The honest answer depends entirely on which dimension is being measured, and the available data does not support a single, confident verdict. On chip export policy, the US retains substantial control over the most advanced compute, but that control has been applied inconsistently, loosened in January 2026 and tightened again in May, reflecting genuine, unresolved tension between national security and commercial goals rather than a settled strategy.
On AI model capability, Chinese labs have narrowed the benchmark gap with US frontier models to roughly 2.7 percentage points as of 2026 according to Stanford HAI data cited in industry analysis, down from double digits in 2023, while US private AI investment still outpaces China’s by a wide multiple.

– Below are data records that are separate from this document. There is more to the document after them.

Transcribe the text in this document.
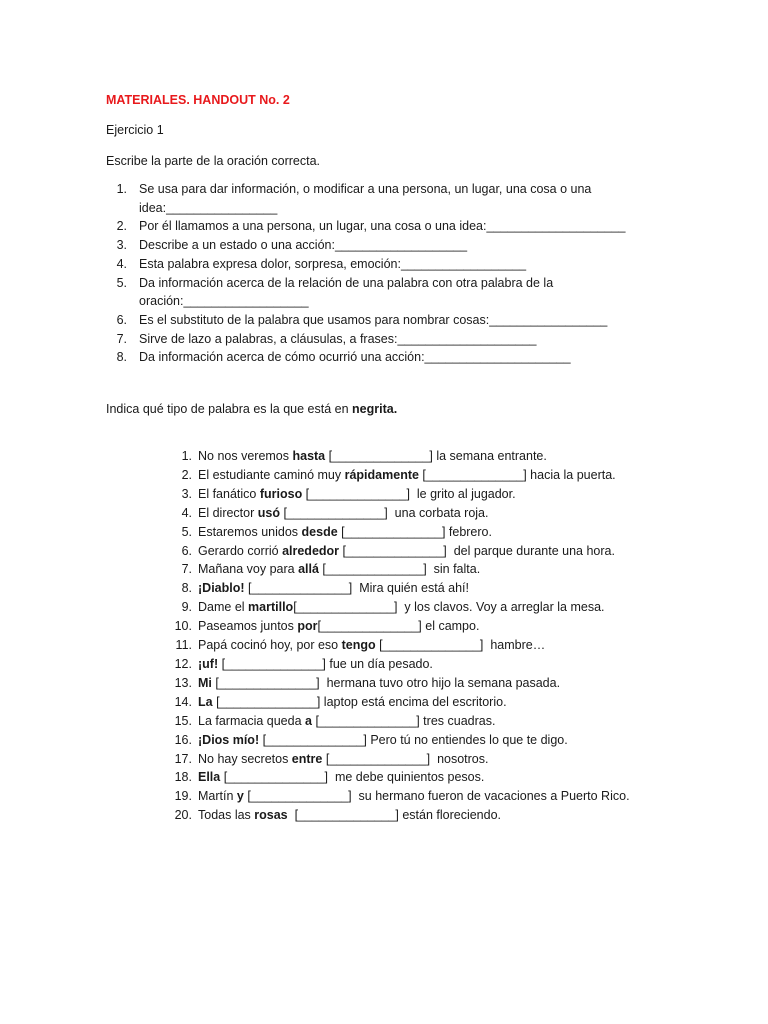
MATERIALES. HANDOUT No. 2
Ejercicio 1
Escribe la parte de la oración correcta.
1. Se usa para dar información, o modificar a una persona, un lugar, una cosa o una
idea:________________
2. Por él llamamos a una persona, un lugar, una cosa o una idea:____________________
3. Describe a un estado o una acción:___________________
4. Esta palabra expresa dolor, sorpresa, emoción:__________________
5. Da información acerca de la relación de una palabra con otra palabra de la
oración:__________________
6. Es el substituto de la palabra que usamos para nombrar cosas:_________________
7. Sirve de lazo a palabras, a cláusulas, a frases:____________________
8. Da información acerca de cómo ocurrió una acción:_____________________
Indica qué tipo de palabra es la que está en negrita.
1. No nos veremos hasta [______________] la semana entrante.
2. El estudiante caminó muy rápidamente [______________] hacia la puerta.
3. El fanático furioso [______________]  le grito al jugador.
4. El director usó [______________]  una corbata roja.
5. Estaremos unidos desde [______________] febrero.
6. Gerardo corrió alrededor [______________]  del parque durante una hora.
7. Mañana voy para allá [______________]  sin falta.
8. ¡Diablo! [______________]  Mira quién está ahí!
9. Dame el martillo[______________]  y los clavos. Voy a arreglar la mesa.
10. Paseamos juntos por[______________] el campo.
11. Papá cocinó hoy, por eso tengo [______________]  hambre…
12. ¡uf! [______________] fue un día pesado.
13. Mi [______________]  hermana tuvo otro hijo la semana pasada.
14. La [______________] laptop está encima del escritorio.
15. La farmacia queda a [______________] tres cuadras.
16. ¡Dios mío! [______________] Pero tú no entiendes lo que te digo.
17. No hay secretos entre [______________]  nosotros.
18. Ella [______________]  me debe quinientos pesos.
19. Martín y [______________]  su hermano fueron de vacaciones a Puerto Rico.
20. Todas las rosas  [______________] están floreciendo.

On global adoption specifically, Chinese labs including DeepSeek, Qwen, and Zhipu AI’s GLM have built a meaningful lead in openly licensed model downloads, a distribution advantage that operates somewhat independently of who holds the frontier capability lead. The most defensible summary is that the US retains an edge in raw compute access and closed-frontier model capability, while China has built real strength in cost-efficient development and open-weight distribution, and neither advantage currently looks decisive or permanent.
The Takeaway
The US-China technology competition in 2026 resists the simple scoreboard framing that headlines often apply to it. Chip export policy reversed direction twice in five months, evidence of a strategy still being negotiated internally rather than a fixed doctrine. AI model capability gaps that looked wide and durable in 2023 have narrowed to single digits by 2026, achieved by Chinese labs operating under real hardware constraints rather than despite an absence of them.

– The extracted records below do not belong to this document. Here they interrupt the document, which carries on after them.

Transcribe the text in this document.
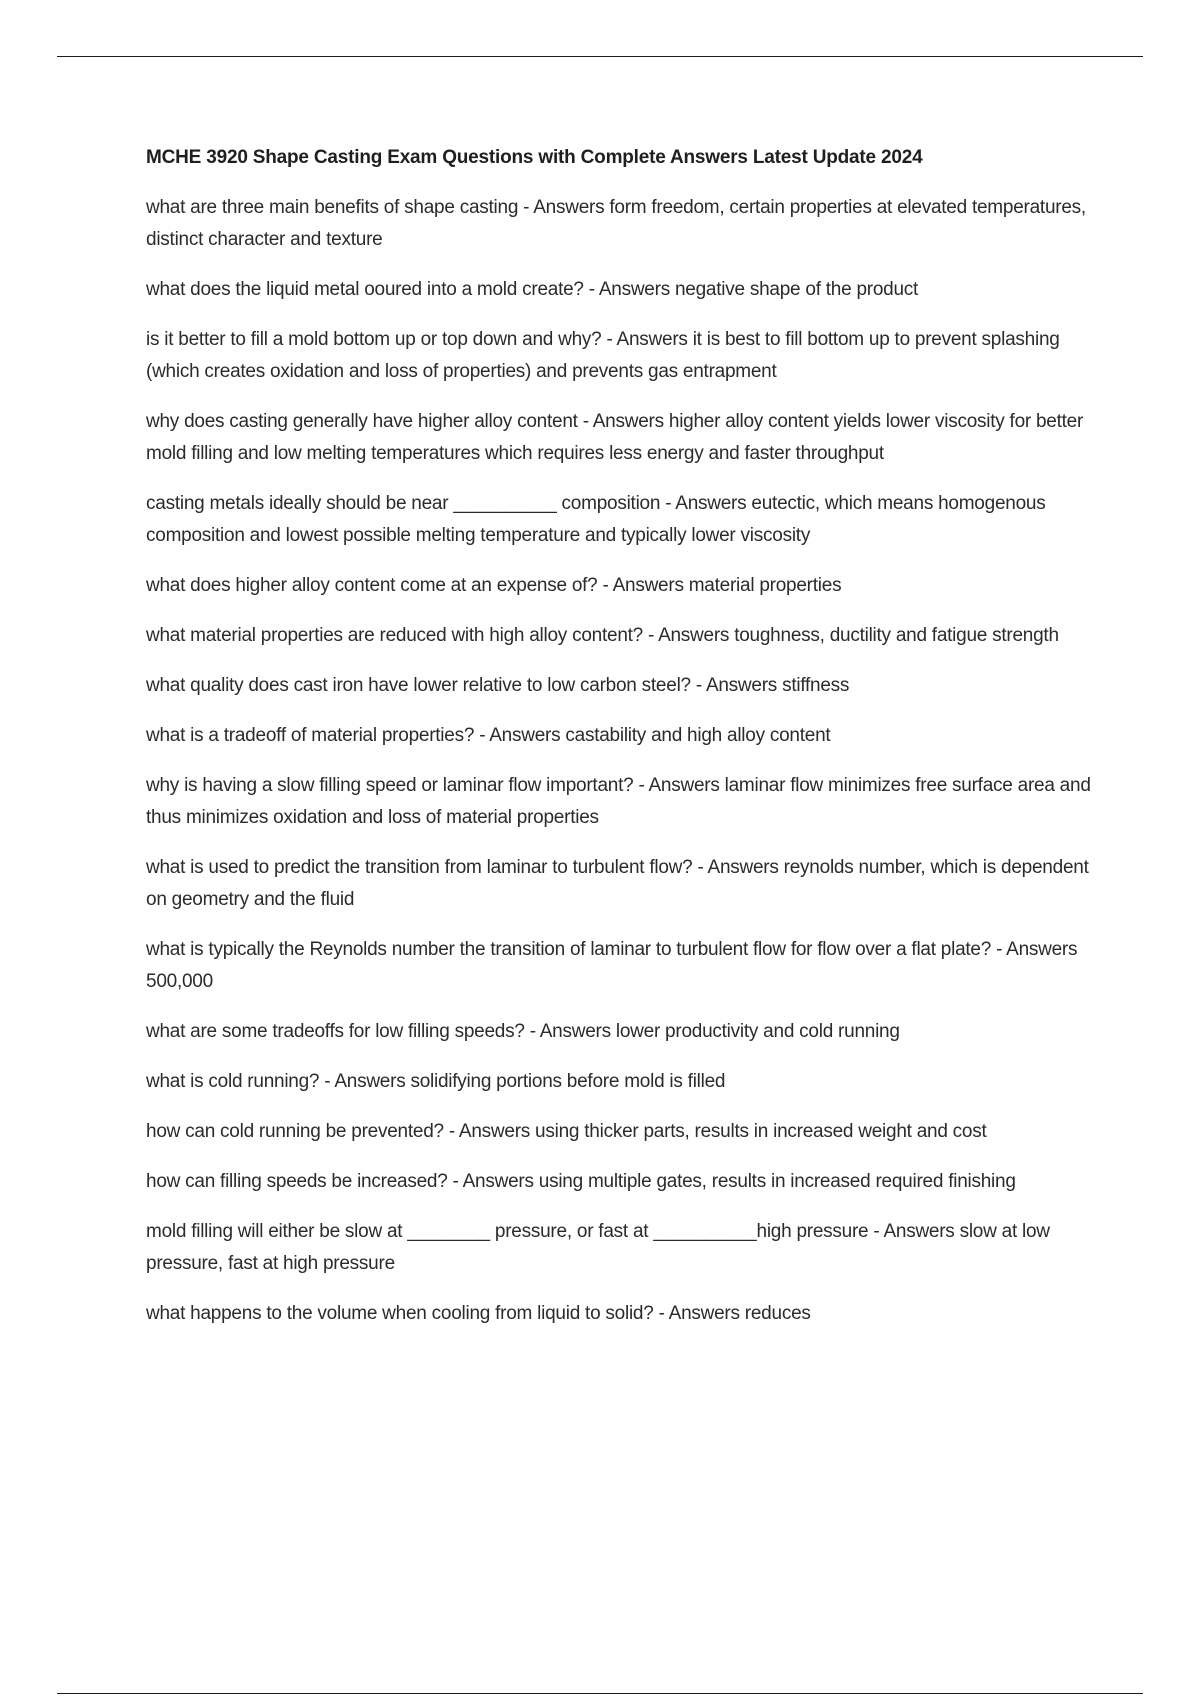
MCHE 3920 Shape Casting Exam Questions with Complete Answers Latest Update 2024
what are three main benefits of shape casting - Answers form freedom, certain properties at elevated temperatures, distinct character and texture
what does the liquid metal ooured into a mold create? - Answers negative shape of the product
is it better to fill a mold bottom up or top down and why? - Answers it is best to fill bottom up to prevent splashing (which creates oxidation and loss of properties) and prevents gas entrapment
why does casting generally have higher alloy content - Answers higher alloy content yields lower viscosity for better mold filling and low melting temperatures which requires less energy and faster throughput
casting metals ideally should be near __________ composition - Answers eutectic, which means homogenous composition and lowest possible melting temperature and typically lower viscosity
what does higher alloy content come at an expense of? - Answers material properties
what material properties are reduced with high alloy content? - Answers toughness, ductility and fatigue strength
what quality does cast iron have lower relative to low carbon steel? - Answers stiffness
what is a tradeoff of material properties? - Answers castability and high alloy content
why is having a slow filling speed or laminar flow important? - Answers laminar flow minimizes free surface area and thus minimizes oxidation and loss of material properties
what is used to predict the transition from laminar to turbulent flow? - Answers reynolds number, which is dependent on geometry and the fluid
what is typically the Reynolds number the transition of laminar to turbulent flow for flow over a flat plate? - Answers 500,000
what are some tradeoffs for low filling speeds? - Answers lower productivity and cold running
what is cold running? - Answers solidifying portions before mold is filled
how can cold running be prevented? - Answers using thicker parts, results in increased weight and cost
how can filling speeds be increased? - Answers using multiple gates, results in increased required finishing
mold filling will either be slow at ________ pressure, or fast at __________high pressure - Answers slow at low pressure, fast at high pressure
what happens to the volume when cooling from liquid to solid? - Answers reduces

Both halves of that story matter for anyone making infrastructure or vendor decisions in 2026, and neither can be safely ignored in favor of the other. Export control status can change with a single weekend guidance update, as the May 31 loophole closure demonstrated, making compliance a continuous process rather than a one-time check for any enterprise with China-adjacent supply chains. Model capability and licensing terms are shifting fast enough, and independently enough of chip policy, that vendor evaluation built around a fixed assumption about which country’s models are categorically better is already out of date.
For enterprises and policymakers alike, the more useful question for the remainder of 2026 is not which country is winning an undifferentiated tech war. It is which specific dimension, compute access, model capability, cost efficiency, or global distribution, actually matters most for a given decision, since the data shows clearly that the answer is not the same across all four.